Publié le par Gérard PIEL


L’entrée dans le XIVe siècle se fait avec un nouveau nom pour la ville devenue Antiboul. Il y a moins d’habitants que les décennies passées, peut être 200 ou un peu moins. La méfiance et l’irrespect envers les puissants sont toujours la marque des Antibois.
Les syndics gèrent les intérêts d’Antiboul et défendent ses libertés. A plusieurs reprises, au début du siècle, la famine est présente, il faut alors négocier du blé avec des provinces lointaines. La peste qui a frappé l’Italie en 1392 a apporté des immigrants qui s’installent dans le pays antibois.
En 1410, il faut de nouveau une révolte pour imposer aux seigneurs la limitation du temps de travail. Déjà à l’époque, les ancêtres des maîtres des forges étaient sans pitié, il fallait une révolte pour les faire plier.
La commune crée aussi des taxes et des impôts pour se doter de moyens financiers et gagner petit à petit une certaine indépendance par rapport aux seigneurs, taxes sur l’ancrage des bateaux, taxes prélevées sur les transports y compris terrestres, taxes appelées « rèves » sur la vente du vin, des fruits et de la viande. Puis une nouveauté, l’emprunt avec des intérêts faramineux, emprunts souvent accordés par les Grimaldi !

Le XIVe siècle c’est aussi la frontière avec le pays de Savoie et de Nice. Cette frontière, le Var, donne à Antibes un rôle de place forte. Souvent les bandits niçois passent le Var et viennent piller les quelques « richesses » de la rive droite. Une nouvelle fois les campagnes de Vallauris, de Biot sont entièrement détruites. Les habitants réfugiés derrière les remparts d’Antibes regardent impuissants les pillages successifs.
Et pour clôturer cette période de misère, une nouvelle épidémie de peste décime la région en 1470.

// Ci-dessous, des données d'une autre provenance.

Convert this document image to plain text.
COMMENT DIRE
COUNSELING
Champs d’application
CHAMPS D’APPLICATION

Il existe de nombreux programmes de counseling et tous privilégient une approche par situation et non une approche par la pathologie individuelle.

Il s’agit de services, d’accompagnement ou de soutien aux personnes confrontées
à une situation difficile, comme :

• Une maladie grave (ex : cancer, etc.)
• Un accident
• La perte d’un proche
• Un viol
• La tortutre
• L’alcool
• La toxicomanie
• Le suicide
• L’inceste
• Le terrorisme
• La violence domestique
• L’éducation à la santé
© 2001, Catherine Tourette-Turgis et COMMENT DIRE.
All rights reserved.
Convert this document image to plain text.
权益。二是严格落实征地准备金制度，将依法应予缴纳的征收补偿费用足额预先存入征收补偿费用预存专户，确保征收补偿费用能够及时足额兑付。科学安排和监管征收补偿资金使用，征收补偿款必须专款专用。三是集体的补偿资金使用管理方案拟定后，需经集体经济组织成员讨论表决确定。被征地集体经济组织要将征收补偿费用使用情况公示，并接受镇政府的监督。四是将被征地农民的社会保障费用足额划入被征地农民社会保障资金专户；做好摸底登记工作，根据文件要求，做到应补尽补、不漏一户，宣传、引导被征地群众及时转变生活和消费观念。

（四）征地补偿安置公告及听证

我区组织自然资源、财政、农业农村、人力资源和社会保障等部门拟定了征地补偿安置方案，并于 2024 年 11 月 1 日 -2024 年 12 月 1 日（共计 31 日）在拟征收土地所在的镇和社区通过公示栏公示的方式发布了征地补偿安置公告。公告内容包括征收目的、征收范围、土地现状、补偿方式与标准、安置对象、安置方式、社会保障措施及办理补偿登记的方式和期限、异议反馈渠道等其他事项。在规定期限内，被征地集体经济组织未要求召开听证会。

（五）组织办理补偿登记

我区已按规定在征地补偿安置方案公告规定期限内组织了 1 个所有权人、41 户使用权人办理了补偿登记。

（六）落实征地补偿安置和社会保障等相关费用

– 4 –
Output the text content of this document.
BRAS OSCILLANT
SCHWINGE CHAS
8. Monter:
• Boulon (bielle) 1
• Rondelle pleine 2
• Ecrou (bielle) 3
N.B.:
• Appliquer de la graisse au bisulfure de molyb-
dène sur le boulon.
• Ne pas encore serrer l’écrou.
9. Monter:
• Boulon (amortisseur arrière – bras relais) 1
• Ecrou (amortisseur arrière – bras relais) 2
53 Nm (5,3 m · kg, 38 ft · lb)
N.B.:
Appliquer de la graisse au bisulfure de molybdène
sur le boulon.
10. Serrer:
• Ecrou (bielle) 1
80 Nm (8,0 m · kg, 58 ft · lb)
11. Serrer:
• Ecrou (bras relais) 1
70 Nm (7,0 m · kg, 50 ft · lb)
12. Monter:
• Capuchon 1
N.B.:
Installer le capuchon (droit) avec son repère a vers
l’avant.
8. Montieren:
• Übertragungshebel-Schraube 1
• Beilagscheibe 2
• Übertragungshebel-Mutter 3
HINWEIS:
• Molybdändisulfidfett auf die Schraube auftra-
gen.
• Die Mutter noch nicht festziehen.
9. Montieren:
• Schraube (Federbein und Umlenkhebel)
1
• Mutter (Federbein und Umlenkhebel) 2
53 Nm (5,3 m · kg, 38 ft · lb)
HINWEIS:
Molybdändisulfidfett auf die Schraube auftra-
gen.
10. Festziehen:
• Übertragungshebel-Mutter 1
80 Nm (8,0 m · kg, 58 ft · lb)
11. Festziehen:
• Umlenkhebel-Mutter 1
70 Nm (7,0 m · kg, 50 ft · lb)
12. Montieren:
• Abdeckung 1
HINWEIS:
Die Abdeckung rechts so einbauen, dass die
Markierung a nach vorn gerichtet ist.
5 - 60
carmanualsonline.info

Petit à petit les broussailles gagnent du terrain, Vallauris et  Biot sont abandonnées. A Antibes le trafic maritime est pratiquement abandonné, l’artisanat périclite, les paysans sont ruinés. Vallauris est désertée pendant des décennies, aucune famille ni habitera. Biot subit le même sort au XVe siècle et Antibes compte seulement 80 feux (familles). Le pire recensement aura lieu à la moitié du XVe siècle, Antibes sera imposée sur 17 feux, Grasse sur 80 et Cannes sur 5 ! C’est à ce moment que battu en Italie, le roi René rentre en Provence et relance enfin l’économie.
Homme généreux, ayant le souci du bien-être et du vivre en paix, il décide de reconquérir les friches et les terres dépeuplées. Plutôt que de s’épuiser dans des guerres incessantes, il acte des traités de commerce avec Gênes et Venise assurant ainsi la libre circulation maritime des marchandises. En cela, le roi René était déjà un européen et un adepte du marché commun.
A chaque fois que les syndics feront appel à lui pour arbitrer les conflits avec les seigneurs ou les évêques, il donnera raison au peuple y compris face à ses fonctionnaires trop zélés. A la fin du XVe siècle les Grimaldi ont partagé les seigneuries avec les comtes de Lascaris ou ceux de Gêne. Cette multiplication des seigneurs ne fait pas l’affaire du peuple qui subi de nouveau le diktat de ces « nouveaux riches » : interdiction de pécher à moins de payer « le madier » qui équivaut au ¼ du poisson, obligation de laisser paître les troupeaux des seigneurs sur les terres communales !
Régulièrement le roi René sanctionne les puissants et donne raison au peuple. Il meurt en 1480 et une guerre de succession aura lieu. Elle mettra fin au XVe siècle, au Moyen-âge, en liant le comte de Provence au royaume de France.